The state was among the last to issue a stay-at-home order and among the first to begin the reopening process, starting on April 20. The stay-at-home orders issued by Gov. Henry McMaster, a Republican, expired on May 4.
As businesses across the country puzzle over how to bring workers back safely, The Post and Courier is requiring employees to get their temperatures checked at the entrance by a no-contact scanner. Anyone with a reading of 99.4 degrees or greater is not allowed into the building. Employees are encouraged, although not required, to wear protective masks while working indoors.
On Tuesday, staff members received a memo from Evening Post Industries, a Charleston company that owns The Post and Courier and other newspapers in the state. “Neither the state of South Carolina, nor Charleston County, nor the city of Charleston have a mandate in place, and therefore we cannot force people to wear masks,” the memo said. “Within the newspaper division, we strongly recommend wearing a mask to help keep each other protected.” The memo added that employees who felt uncomfortable about returning should use paid time off to stay away from the office.

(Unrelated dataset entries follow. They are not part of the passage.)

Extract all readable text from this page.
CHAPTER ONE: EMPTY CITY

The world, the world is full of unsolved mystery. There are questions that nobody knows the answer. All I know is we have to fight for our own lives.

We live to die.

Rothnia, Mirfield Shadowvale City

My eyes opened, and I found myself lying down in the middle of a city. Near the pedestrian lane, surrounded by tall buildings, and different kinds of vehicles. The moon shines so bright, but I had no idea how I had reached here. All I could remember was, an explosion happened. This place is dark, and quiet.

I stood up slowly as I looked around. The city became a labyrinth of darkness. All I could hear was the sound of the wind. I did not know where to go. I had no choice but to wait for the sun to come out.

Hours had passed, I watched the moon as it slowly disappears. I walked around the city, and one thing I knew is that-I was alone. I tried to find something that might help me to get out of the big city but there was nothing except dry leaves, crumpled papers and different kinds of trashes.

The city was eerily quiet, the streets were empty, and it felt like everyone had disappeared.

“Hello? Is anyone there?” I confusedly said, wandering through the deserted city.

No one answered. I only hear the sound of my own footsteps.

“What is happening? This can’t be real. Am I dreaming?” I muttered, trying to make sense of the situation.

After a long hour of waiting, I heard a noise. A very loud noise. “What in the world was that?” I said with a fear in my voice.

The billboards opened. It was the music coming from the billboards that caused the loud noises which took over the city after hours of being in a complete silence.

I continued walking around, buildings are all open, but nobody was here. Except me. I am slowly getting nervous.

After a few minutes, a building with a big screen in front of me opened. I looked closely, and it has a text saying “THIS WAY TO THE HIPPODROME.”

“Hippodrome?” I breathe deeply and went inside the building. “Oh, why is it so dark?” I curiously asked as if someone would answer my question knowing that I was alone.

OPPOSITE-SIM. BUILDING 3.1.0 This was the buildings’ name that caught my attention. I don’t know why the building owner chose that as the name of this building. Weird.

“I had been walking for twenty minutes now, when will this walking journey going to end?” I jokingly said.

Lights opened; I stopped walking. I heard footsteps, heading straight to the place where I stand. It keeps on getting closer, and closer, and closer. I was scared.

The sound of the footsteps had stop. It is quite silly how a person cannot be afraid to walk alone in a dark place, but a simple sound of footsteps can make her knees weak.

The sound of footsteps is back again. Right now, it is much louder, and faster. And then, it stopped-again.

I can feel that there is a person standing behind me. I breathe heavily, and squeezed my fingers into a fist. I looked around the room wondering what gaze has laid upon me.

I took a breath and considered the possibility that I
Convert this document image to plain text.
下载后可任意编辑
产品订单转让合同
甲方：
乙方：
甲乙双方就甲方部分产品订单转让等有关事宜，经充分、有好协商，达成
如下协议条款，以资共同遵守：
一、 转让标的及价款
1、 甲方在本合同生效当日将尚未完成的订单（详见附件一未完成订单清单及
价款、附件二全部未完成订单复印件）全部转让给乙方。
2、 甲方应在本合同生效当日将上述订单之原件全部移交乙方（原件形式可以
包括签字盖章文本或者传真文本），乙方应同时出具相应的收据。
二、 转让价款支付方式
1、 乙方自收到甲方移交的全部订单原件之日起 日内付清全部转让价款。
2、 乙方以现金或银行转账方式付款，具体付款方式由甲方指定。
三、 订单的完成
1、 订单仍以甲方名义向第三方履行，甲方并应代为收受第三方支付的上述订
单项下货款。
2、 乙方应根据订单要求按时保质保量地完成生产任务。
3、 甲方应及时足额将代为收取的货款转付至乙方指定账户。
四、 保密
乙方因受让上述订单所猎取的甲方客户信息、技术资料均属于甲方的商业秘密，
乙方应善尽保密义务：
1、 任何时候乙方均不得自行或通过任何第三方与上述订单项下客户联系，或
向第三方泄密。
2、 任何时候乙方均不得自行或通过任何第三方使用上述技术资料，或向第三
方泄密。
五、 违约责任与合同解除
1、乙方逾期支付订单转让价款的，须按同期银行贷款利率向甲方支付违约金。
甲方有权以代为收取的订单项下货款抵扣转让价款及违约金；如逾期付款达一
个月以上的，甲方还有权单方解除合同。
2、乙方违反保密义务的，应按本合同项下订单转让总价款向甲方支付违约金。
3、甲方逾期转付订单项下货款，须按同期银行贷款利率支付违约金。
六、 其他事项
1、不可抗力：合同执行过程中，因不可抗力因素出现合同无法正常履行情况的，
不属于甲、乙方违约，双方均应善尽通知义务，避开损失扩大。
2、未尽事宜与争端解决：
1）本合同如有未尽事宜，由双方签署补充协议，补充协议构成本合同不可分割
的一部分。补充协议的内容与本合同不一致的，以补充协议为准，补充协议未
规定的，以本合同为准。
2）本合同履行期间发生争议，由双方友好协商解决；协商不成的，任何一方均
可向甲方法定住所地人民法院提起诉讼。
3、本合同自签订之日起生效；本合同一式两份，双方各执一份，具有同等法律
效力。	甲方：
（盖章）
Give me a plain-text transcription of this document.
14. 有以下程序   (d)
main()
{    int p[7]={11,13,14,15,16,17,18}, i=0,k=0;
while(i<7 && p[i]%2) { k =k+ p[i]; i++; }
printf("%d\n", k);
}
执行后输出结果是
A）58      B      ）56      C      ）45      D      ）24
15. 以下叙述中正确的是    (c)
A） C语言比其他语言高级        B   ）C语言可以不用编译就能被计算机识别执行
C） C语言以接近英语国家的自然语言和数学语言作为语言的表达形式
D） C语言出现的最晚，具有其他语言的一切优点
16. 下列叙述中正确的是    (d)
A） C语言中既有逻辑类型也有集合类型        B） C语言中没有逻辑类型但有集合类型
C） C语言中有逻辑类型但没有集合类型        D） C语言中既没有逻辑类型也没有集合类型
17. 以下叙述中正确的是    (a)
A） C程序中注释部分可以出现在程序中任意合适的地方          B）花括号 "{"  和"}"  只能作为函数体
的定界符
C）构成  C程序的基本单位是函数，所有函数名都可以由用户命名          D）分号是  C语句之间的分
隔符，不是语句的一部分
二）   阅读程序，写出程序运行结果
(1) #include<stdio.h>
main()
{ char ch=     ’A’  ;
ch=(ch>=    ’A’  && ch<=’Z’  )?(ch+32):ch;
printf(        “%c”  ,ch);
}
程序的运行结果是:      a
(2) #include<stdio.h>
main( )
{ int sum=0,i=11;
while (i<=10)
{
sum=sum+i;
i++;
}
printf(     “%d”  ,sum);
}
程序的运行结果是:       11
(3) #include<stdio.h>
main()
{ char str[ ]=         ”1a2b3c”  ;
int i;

Five newsroom employees said in interviews that they felt they were required to work in the office and were worried that the safety measures did not go far enough. The concerns of Post and Courier employees were previously reported by The Daily Beast and the media news website Poynter.
The staff members spoke to The New York Times on condition of anonymity. A few noted the firing of an audience engagement producer, Kristen Kornbluth, as an example of the consequences they could face for publicly criticizing their employer.
As part of her job, Ms. Kornbluth was charged with approving comments that appeared in a private Facebook group for subscribers, she said. On May 6, a reader submitted a comment expressing concern about the newspaper’s decision to have its employees go back to the office. The reader’s comment included a link to a May 1 Poynter article headlined “The Post and Courier is requiring staff return to the newsroom, leaving its reporters angry and frustrated.” Ms. Kornbluth, who said she shared the concerns, approved the comment.
“I knew it was going to be a provocative action,” Ms. Kornbluth said. “I did not think at all that it could lead to termination.”
She said she was called into Mr. Pugh’s office and fired. Mr. Pugh declined to comment on a personnel matter. In Ms. Kornbluth’s termination letter, which was reviewed by The Times, The Post and Courier called her approval of the comment “an immensely serious error in judgment.”
Thousands of journalists across the country have been laid off, furloughed or received pay cuts in the economic fallout related to the pandemic. Ms. Kornbluth said she thought her firing sent a message to colleagues at a time when jobs in the news media are scarce.
“I think that people are kind of worried that if they express any sort of dissent publicly, then this can happen to them, too,” she said.